Storms and midges. The Peak District trip 20th. to 27th. August 2015
The air swirling around the base of the crag became noticeably colder and above us the sky was an impressionistic canvas with bold, board, black, brush strokes curving down to the horizon to denote curtains of rain. A constant rumble of thunder rolled up and down the valley; we could feel its vibrations through the sticky rubber soles of our shoes.
The massed ranks of dark clouds which encircled us held their position like well disciplined troops and I thought it might be possible to make the ascent. I swiftly tied on to the end of the rope. A crack defined the route and I wedged a foot into it. I left the ground and jammed a hand in and made a fist – it held my weight and I could feel the crystalline structure of the gritstone removing a chunk of flesh.
Thunder continued to rumble and lightning cracked the sky. I was a couple of metres away from the top when gobstopper sized raid drops started to bounce off my helmet. “There’s a good hold.” Andrew shouted above the meteorological din. At one time maybe, I thought as I slapped around, now though it’s all wet sand. I hauled myself over the lip with a big smile on my face.
Two days earlier, a group of adults and children had boarded the train in Brighton, destination Derbyshire. For the first time in its sixteen year existence this was the first time Craggers had not run at least one Adventure Camp, we had not been able to raise the money. Instead we decided to put on a very much smaller Peak District trip with participants contributing a little towards the cost.

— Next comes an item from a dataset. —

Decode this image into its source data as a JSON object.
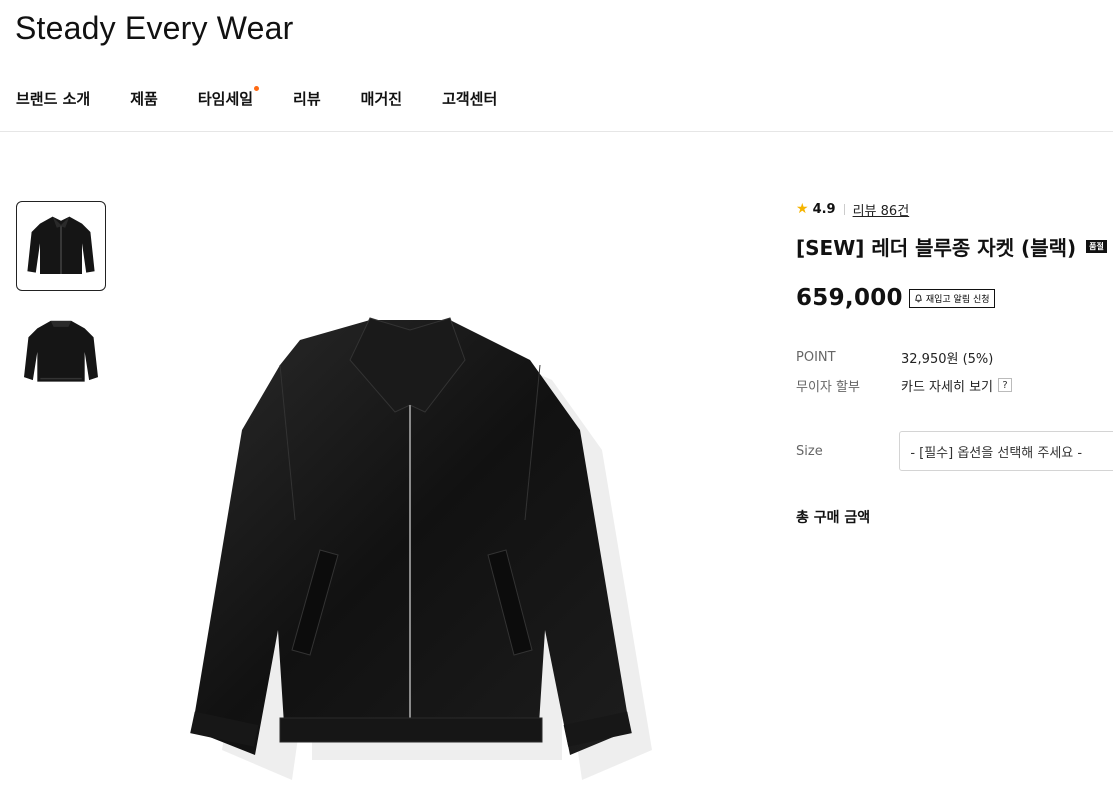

In keeping with tradition the train from London to Sheffield was delayed so we missed out connections and arrived late at Hathersage. Hefting vast amounts of kit along footpaths to the campsite was hard work but we were fortunate to be able to put up our tents in the dry. The site is surrounded by trees and a stream marks its boundary. As the sun gives way to moonlight, bats swoop and owls hoot.

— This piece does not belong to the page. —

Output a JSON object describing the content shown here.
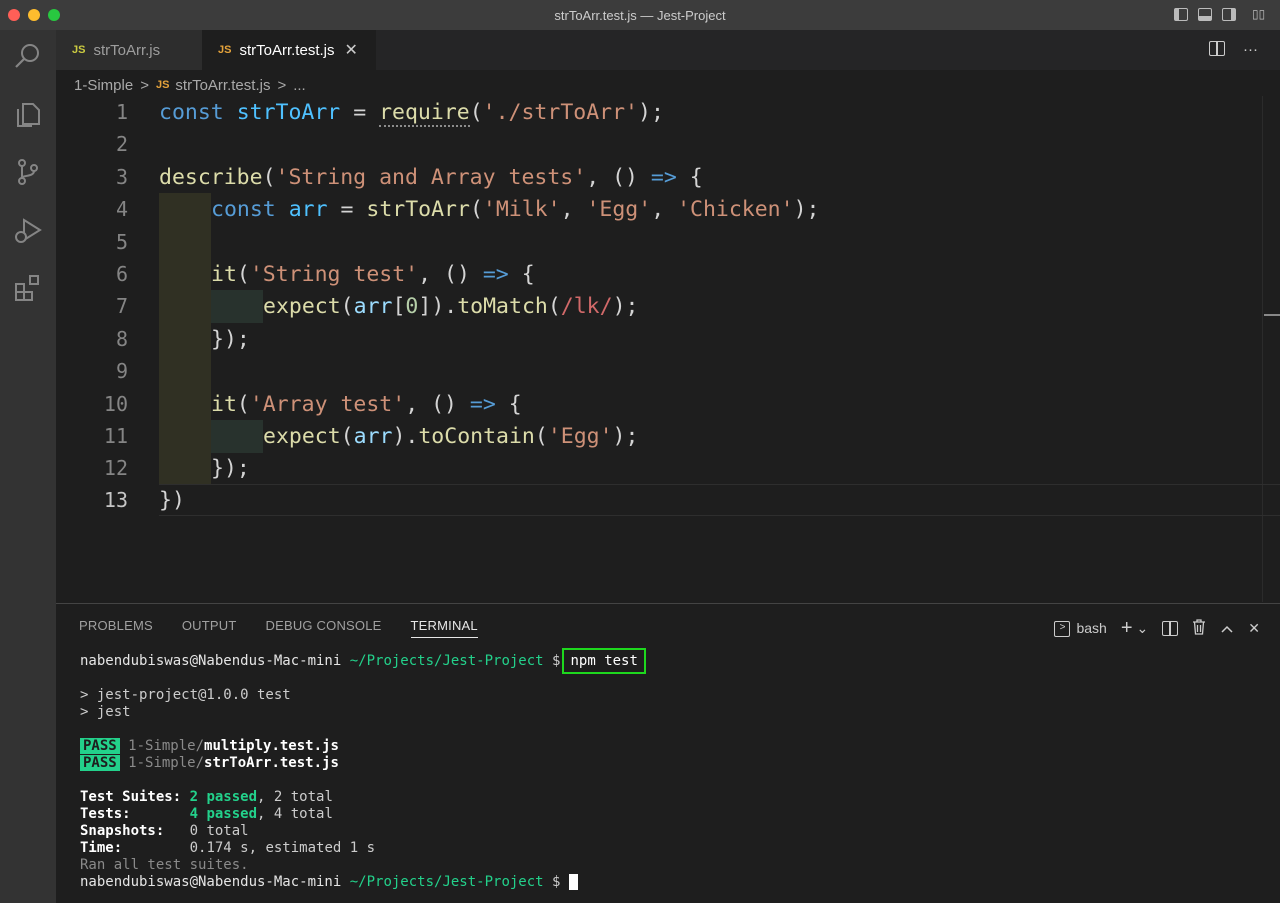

Midges are strange creatures; they don’t like sunshine or rain or the cold or the breeze or altitude and even our smallest bat, the tiny pipistrelle can eat 3,000 a night so how do they manage to cause so much misery. They descended on the campsite. Little Carreg was crying so much that the warden lent him a midge head net and a bottle of repellent. They were not the only small creatures to be a nuisance; one of the tents had been pitched on top of a mouse hole and the less than timorous wee beasty nibbled its way through the groundsheet. Mice also munched bread, tomatoes and even the rubberised handle of a knife.
The kids had a great time making friend with other kids and various dogs, they ran around and explored the area, skittering over boulders pushing there way through head high bracken and surprising us all with their climbing abillity.
We had a great time and did some fantastic climbs. The storms and midges were a minor distraction which made everything else even more fun.